Since 2008, Baltimore City Community College (BCCC), through its partnership with the local chapter of the League of Women Voters, has registered more than 2,500 voters (and counting) through on-campus voter registration drives held during the school year.
With the onset of the 2016 presidential and mayoral elections, the BCCC is busy ramping up its effort to register more student voters and familiarize them with the new process for casting ballots on Election Day.
BCCC hosted a voter registration drive on February 2, 2016, which gave students and others an opportunity to test out Maryland’s newly revamped voting system, presently being converted from touch-screen equipment to machines that produce verifiable paper records. The event was held in conjunction with the Baltimore City Board of Elections.
“It’s very different, more than I was expecting,” Kelvin Howard, 20, one of a number of BCCC student-athletes who visited voter information tables in the Student Atrium, said of the new voting equipment. “I thought it was going to be a simple pen-and-paper-and-scanning process. It’s something new and modern. It’s really cool.”

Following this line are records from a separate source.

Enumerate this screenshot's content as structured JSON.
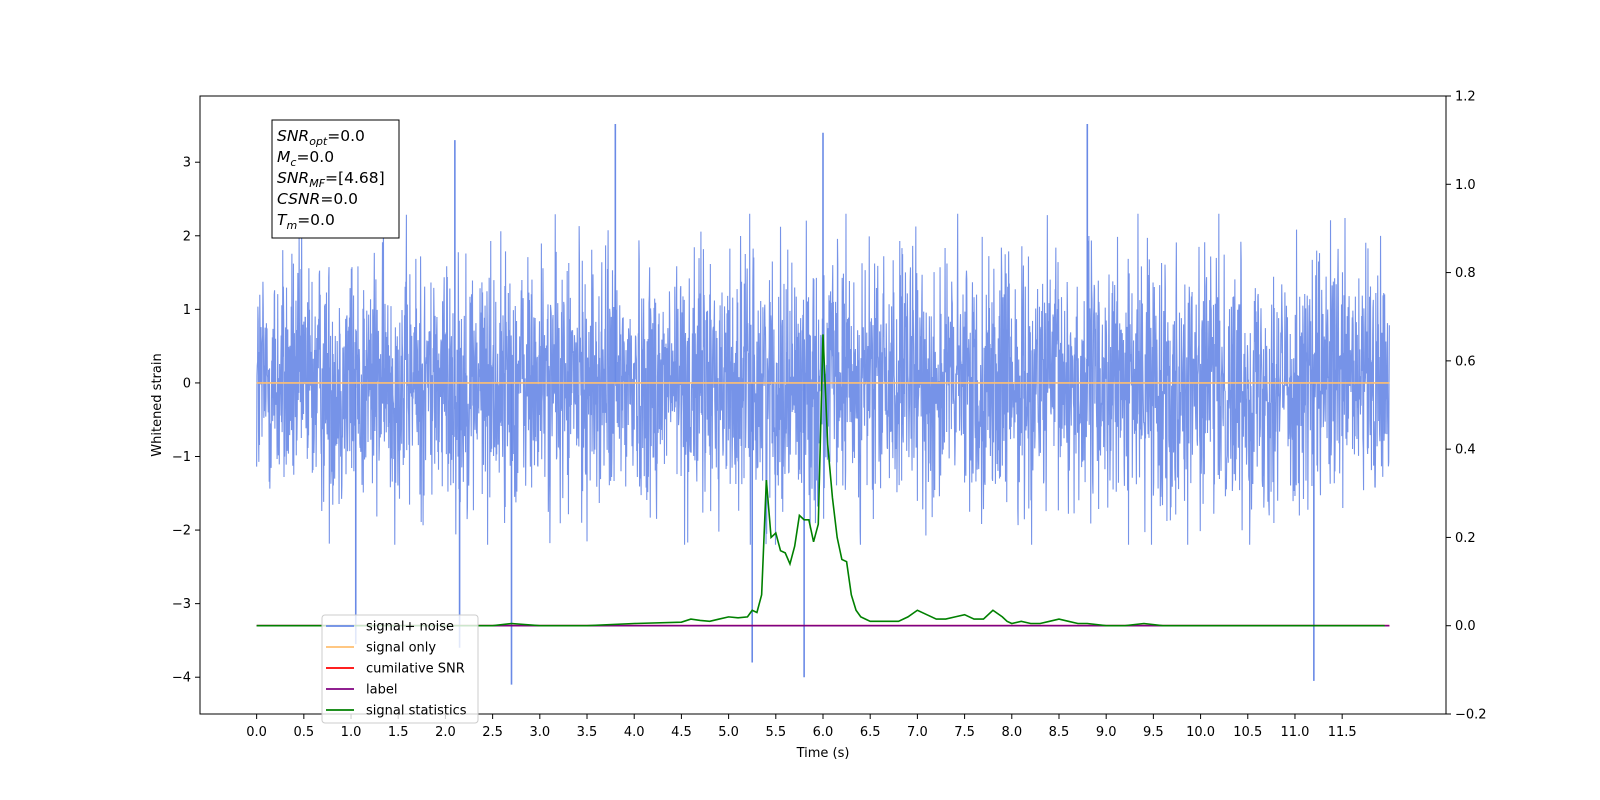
{
  "chart_data": {
    "type": "line",
    "xlabel": "Time (s)",
    "ylabel": "Whitened strain",
    "xlim": [
      -0.6,
      12.6
    ],
    "ylim": [
      -4.5,
      3.9
    ],
    "y2lim": [
      -0.2,
      1.2
    ],
    "x_ticks": [
      "0.0",
      "0.5",
      "1.0",
      "1.5",
      "2.0",
      "2.5",
      "3.0",
      "3.5",
      "4.0",
      "4.5",
      "5.0",
      "5.5",
      "6.0",
      "6.5",
      "7.0",
      "7.5",
      "8.0",
      "8.5",
      "9.0",
      "9.5",
      "10.0",
      "10.5",
      "11.0",
      "11.5"
    ],
    "y_ticks": [
      3,
      2,
      1,
      0,
      -1,
      -2,
      -3,
      -4
    ],
    "y_tick_labels": [
      "3",
      "2",
      "1",
      "0",
      "−1",
      "−2",
      "−3",
      "−4"
    ],
    "y2_ticks": [
      "1.2",
      "1.0",
      "0.8",
      "0.6",
      "0.4",
      "0.2",
      "0.0",
      "−0.2"
    ],
    "annotation": [
      {
        "main": "SNR",
        "sub": "opt",
        "value": "=0.0"
      },
      {
        "main": "M",
        "sub": "c",
        "value": "=0.0"
      },
      {
        "main": "SNR",
        "sub": "MF",
        "value": "=[4.68]"
      },
      {
        "main": "CSNR",
        "sub": "",
        "value": "=0.0"
      },
      {
        "main": "T",
        "sub": "m",
        "value": "=0.0"
      }
    ],
    "series": [
      {
        "name": "signal+ noise",
        "color": "#6a8ae6",
        "axis": "left",
        "style": "dense-noise",
        "x_range": [
          0.0,
          12.0
        ],
        "range": [
          -2.2,
          2.3
        ],
        "spikes": [
          [
            3.8,
            3.52
          ],
          [
            8.8,
            3.52
          ],
          [
            2.7,
            -4.1
          ],
          [
            5.25,
            -3.8
          ],
          [
            5.8,
            -4.0
          ],
          [
            11.2,
            -4.05
          ],
          [
            1.05,
            -3.55
          ],
          [
            2.15,
            -3.6
          ],
          [
            2.1,
            3.3
          ],
          [
            6.0,
            3.4
          ]
        ]
      },
      {
        "name": "signal only",
        "color": "#ffbf70",
        "axis": "left",
        "x": [
          0.0,
          12.0
        ],
        "values": [
          0.0,
          0.0
        ]
      },
      {
        "name": "cumilative SNR",
        "color": "#ff0000",
        "axis": "right",
        "x": [
          0.0,
          12.0
        ],
        "values": [
          0.0,
          0.0
        ]
      },
      {
        "name": "label",
        "color": "#800080",
        "axis": "right",
        "x": [
          0.0,
          12.0
        ],
        "values": [
          0.0,
          0.0
        ]
      },
      {
        "name": "signal statistics",
        "color": "#008000",
        "axis": "right",
        "x": [
          0.0,
          0.5,
          1.0,
          1.5,
          2.0,
          2.5,
          2.7,
          3.0,
          3.5,
          4.0,
          4.5,
          4.6,
          4.7,
          4.8,
          4.9,
          5.0,
          5.1,
          5.2,
          5.25,
          5.3,
          5.35,
          5.4,
          5.45,
          5.5,
          5.55,
          5.6,
          5.65,
          5.7,
          5.75,
          5.8,
          5.85,
          5.9,
          5.95,
          6.0,
          6.05,
          6.1,
          6.15,
          6.2,
          6.25,
          6.3,
          6.35,
          6.4,
          6.45,
          6.5,
          6.55,
          6.6,
          6.7,
          6.8,
          6.9,
          7.0,
          7.1,
          7.2,
          7.3,
          7.4,
          7.5,
          7.6,
          7.7,
          7.8,
          7.9,
          7.95,
          8.0,
          8.1,
          8.2,
          8.3,
          8.4,
          8.5,
          8.6,
          8.7,
          8.8,
          9.0,
          9.2,
          9.4,
          9.6,
          10.0,
          10.5,
          11.0,
          11.5,
          11.95
        ],
        "values": [
          0.0,
          0.0,
          0.0,
          0.0,
          0.0,
          0.0,
          0.005,
          0.0,
          0.0,
          0.005,
          0.008,
          0.015,
          0.012,
          0.01,
          0.015,
          0.02,
          0.018,
          0.02,
          0.035,
          0.03,
          0.07,
          0.33,
          0.2,
          0.21,
          0.17,
          0.165,
          0.14,
          0.18,
          0.25,
          0.24,
          0.24,
          0.19,
          0.23,
          0.66,
          0.41,
          0.29,
          0.2,
          0.15,
          0.145,
          0.07,
          0.035,
          0.02,
          0.015,
          0.01,
          0.01,
          0.01,
          0.01,
          0.01,
          0.02,
          0.035,
          0.025,
          0.015,
          0.015,
          0.02,
          0.025,
          0.015,
          0.015,
          0.035,
          0.02,
          0.01,
          0.005,
          0.01,
          0.005,
          0.005,
          0.01,
          0.015,
          0.01,
          0.005,
          0.005,
          0.0,
          0.0,
          0.005,
          0.0,
          0.0,
          0.0,
          0.0,
          0.0,
          0.0
        ]
      }
    ],
    "legend_position": "lower-left",
    "grid": false
  }
}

During early voting, according to the State Board of Elections website, all voters will use a ballot marking device similar to the touch screen machines Marylanders have used in recent years. The device prints voters’ selections onto a paper ballot card. Voters will then review their ballots and insert them into a tabulation device. The ballots will automatically drop into a secure ballot box. Come Election Day, voters will have multiple options to choose from. Some voters, including those with disabilities, will use ballot- marking devices to mark and print their ballots; others will mark pre-printed paper ballots by hand.

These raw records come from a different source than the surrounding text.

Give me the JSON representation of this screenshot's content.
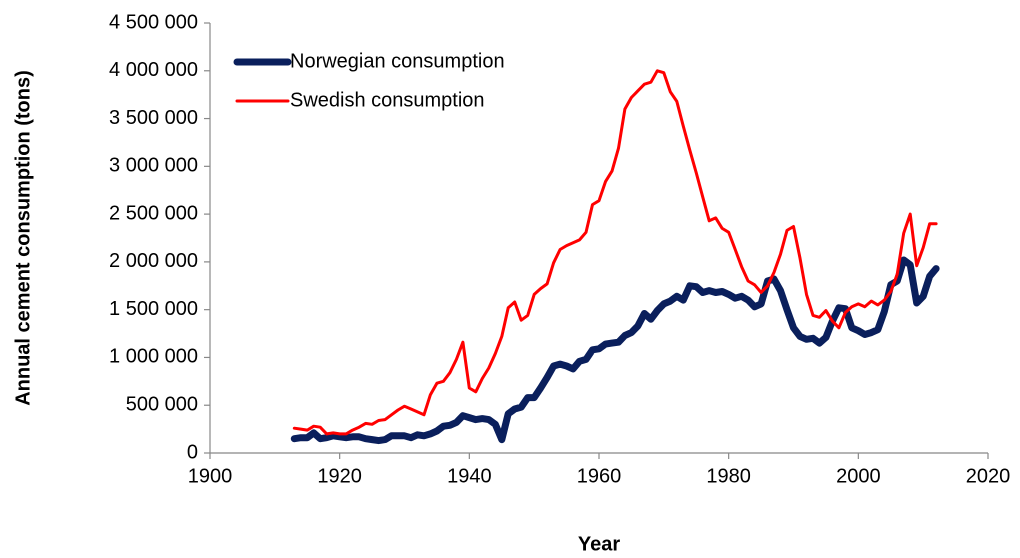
{
  "chart_data": {
    "type": "line",
    "x_label": "Year",
    "y_label": "Annual cement consumption (tons)",
    "legend": "top-left",
    "x": [
      1913,
      1914,
      1915,
      1916,
      1917,
      1918,
      1919,
      1920,
      1921,
      1922,
      1923,
      1924,
      1925,
      1926,
      1927,
      1928,
      1929,
      1930,
      1931,
      1932,
      1933,
      1934,
      1935,
      1936,
      1937,
      1938,
      1939,
      1940,
      1941,
      1942,
      1943,
      1944,
      1945,
      1946,
      1947,
      1948,
      1949,
      1950,
      1951,
      1952,
      1953,
      1954,
      1955,
      1956,
      1957,
      1958,
      1959,
      1960,
      1961,
      1962,
      1963,
      1964,
      1965,
      1966,
      1967,
      1968,
      1969,
      1970,
      1971,
      1972,
      1973,
      1974,
      1975,
      1976,
      1977,
      1978,
      1979,
      1980,
      1981,
      1982,
      1983,
      1984,
      1985,
      1986,
      1987,
      1988,
      1989,
      1990,
      1991,
      1992,
      1993,
      1994,
      1995,
      1996,
      1997,
      1998,
      1999,
      2000,
      2001,
      2002,
      2003,
      2004,
      2005,
      2006,
      2007,
      2008,
      2009,
      2010,
      2011,
      2012
    ],
    "series": [
      {
        "name": "Norwegian consumption",
        "color": "#0a1f5c",
        "values": [
          150000,
          160000,
          160000,
          210000,
          150000,
          160000,
          180000,
          170000,
          160000,
          170000,
          170000,
          150000,
          140000,
          130000,
          140000,
          180000,
          180000,
          180000,
          160000,
          190000,
          180000,
          200000,
          230000,
          280000,
          290000,
          320000,
          390000,
          370000,
          350000,
          360000,
          350000,
          300000,
          140000,
          410000,
          460000,
          480000,
          580000,
          580000,
          680000,
          790000,
          910000,
          930000,
          910000,
          880000,
          960000,
          980000,
          1080000,
          1090000,
          1140000,
          1150000,
          1160000,
          1230000,
          1260000,
          1330000,
          1460000,
          1400000,
          1490000,
          1560000,
          1590000,
          1640000,
          1600000,
          1750000,
          1740000,
          1680000,
          1700000,
          1680000,
          1690000,
          1660000,
          1620000,
          1640000,
          1600000,
          1530000,
          1560000,
          1800000,
          1820000,
          1700000,
          1500000,
          1310000,
          1220000,
          1190000,
          1200000,
          1150000,
          1210000,
          1380000,
          1520000,
          1510000,
          1310000,
          1280000,
          1240000,
          1260000,
          1290000,
          1480000,
          1760000,
          1800000,
          2020000,
          1970000,
          1570000,
          1640000,
          1850000,
          1930000
        ]
      },
      {
        "name": "Swedish consumption",
        "color": "#ff0000",
        "values": [
          260000,
          250000,
          240000,
          280000,
          270000,
          200000,
          210000,
          200000,
          200000,
          240000,
          270000,
          310000,
          300000,
          340000,
          350000,
          400000,
          450000,
          490000,
          460000,
          430000,
          400000,
          610000,
          730000,
          750000,
          840000,
          980000,
          1160000,
          680000,
          640000,
          780000,
          890000,
          1040000,
          1220000,
          1520000,
          1580000,
          1390000,
          1440000,
          1660000,
          1720000,
          1770000,
          1990000,
          2130000,
          2170000,
          2200000,
          2230000,
          2310000,
          2600000,
          2640000,
          2840000,
          2950000,
          3190000,
          3600000,
          3720000,
          3790000,
          3860000,
          3880000,
          4000000,
          3980000,
          3780000,
          3680000,
          3420000,
          3170000,
          2930000,
          2680000,
          2430000,
          2460000,
          2350000,
          2310000,
          2130000,
          1950000,
          1800000,
          1760000,
          1680000,
          1750000,
          1890000,
          2080000,
          2330000,
          2370000,
          2040000,
          1660000,
          1440000,
          1420000,
          1490000,
          1380000,
          1310000,
          1470000,
          1530000,
          1560000,
          1530000,
          1590000,
          1550000,
          1600000,
          1690000,
          1870000,
          2300000,
          2500000,
          1960000,
          2150000,
          2400000,
          2400000
        ]
      }
    ],
    "xlim": [
      1900,
      2020
    ],
    "xticks": [
      1900,
      1920,
      1940,
      1960,
      1980,
      2000,
      2020
    ],
    "ylim": [
      0,
      4500000
    ],
    "yticks": [
      0,
      {
        "value": 500000,
        "label": "500 000"
      },
      {
        "value": 1000000,
        "label": "1 000 000"
      },
      {
        "value": 1500000,
        "label": "1 500 000"
      },
      {
        "value": 2000000,
        "label": "2 000 000"
      },
      {
        "value": 2500000,
        "label": "2 500 000"
      },
      {
        "value": 3000000,
        "label": "3 000 000"
      },
      {
        "value": 3500000,
        "label": "3 500 000"
      },
      {
        "value": 4000000,
        "label": "4 000 000"
      },
      {
        "value": 4500000,
        "label": "4 500 000"
      }
    ],
    "grid": false
  }
}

“The new system does give people the reassurance of having a paper copy of their votes,” said Lois Hybl, a League volunteer. “It is a learning process, but the Board of Elections has been doing a good job of showing how it works.”
The new voting machine demonstation at BCCC was one of eight planned by the Baltimore City Board of Elections. The effort presented a perfect opportunity for the College to recruit more young voters.
The College and the League will hold another voter registration drive at the Liberty campus in March.